In the time of the Mage Wars, magic on the disc was generally much newer and more powerful than it is in the time of the Discworld Books. In this period of Wild Magic, it seems that any entity that had a penchant for gaining power could harness the plentiful and powerful Wild Magic. Early Mages could and would build entire structures out of pure magic, citadels of power as monuments to themselves. Other creatures, notably Noble dragons, Gods, and the Ice Giants, would make extensive use of the plentiful power. Envy and greed soon caused the powerful entities to turn on one another, forming alliances and then betraying them while using the Wild Magic to attack each other as well as providing formidable defenses against similar attacks. The resulting period of outright and total chaos and war caused the very geography of the Disc to be altered. Even today, areas of the Disc show the scars and after-effects of the magical war.
But the Wild Magic wasn't truly limitless; only a few sources that were able to actually create new magic existed, and some of these (especially The Sourcerers; eighth sons of powerful wizards, who were themselves eighth sons) were the center of some of the most intense fighting. Although Sourcerers were formidable beings, they were not actually immortal, and the endless attacks upon them inevitably caused their demise.

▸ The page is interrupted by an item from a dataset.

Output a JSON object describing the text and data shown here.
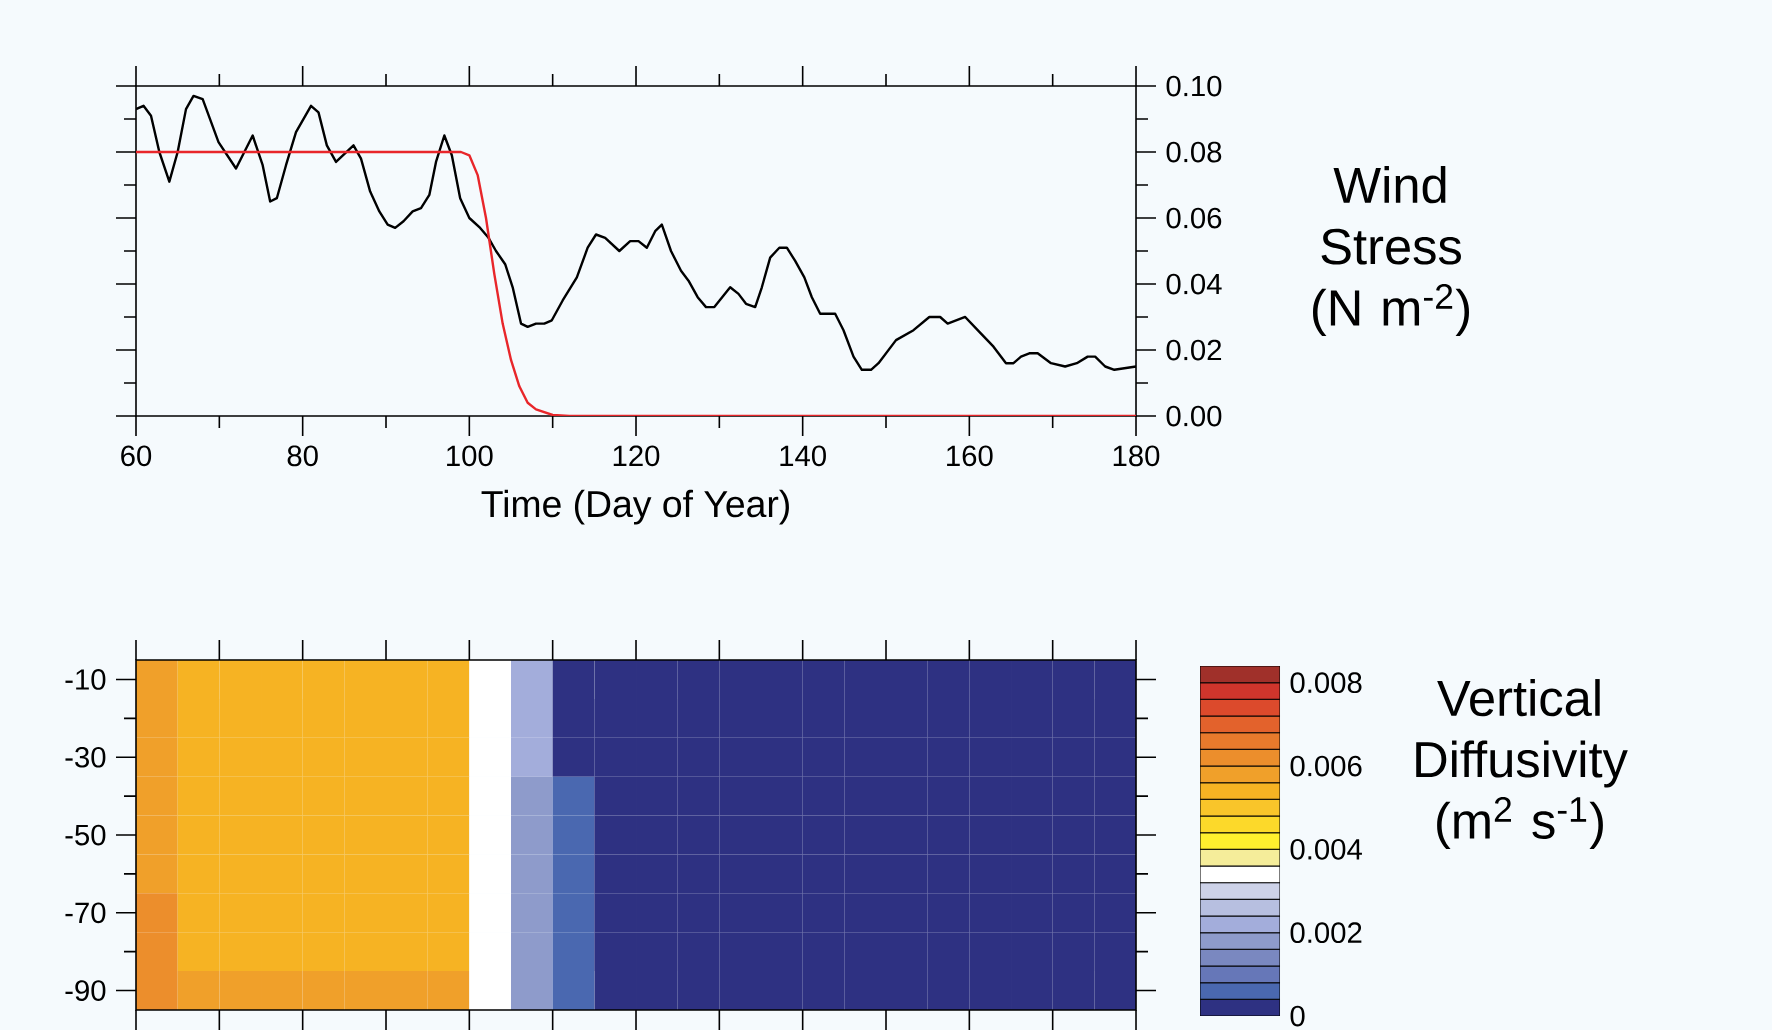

With the number of sources of new magic dwindling, the power began to dwindle. The Wild Magic became tame, recycled until it was but a shadow of its former might. The remaining Wizards formed the Unseen University, originally an institution for the teaching of magic, but later devoted to learning how NOT to use magic, lest the remaining power became even more watered down. Much of the Lore of Magic espoused by the UU is a direct result of the terrible Mage Wars. For example, the tradition that Wizards remain celibate is given the overt reason that sex somehow reduces a Wizard's magical prowess, but is really because the rise of a new Sourcerer is still possible, but the resultant influx of Wild Magic into the world and resultant magical warfare is too terrible to contemplate.
Some magical materials, like Sapient pearwood, owe their existence to the Mage Wars; they are found in places where early spells hit. These areas make reality change - Rincewind realises that they are in one in the The Colour of Magic when he flips seven coins; four land on edge and one turns into a caterpillar. The residual Magic in such areas causes the local flora, fauna and sometimes even the stones to have concentrations of still-powerful magic. This means that such materials are in high demand by Wizards, and artifacts made of them can be quite powerful indeed. However, the results can be unpredictable; The Luggage, which is made from Sapient Pearwood is a good example.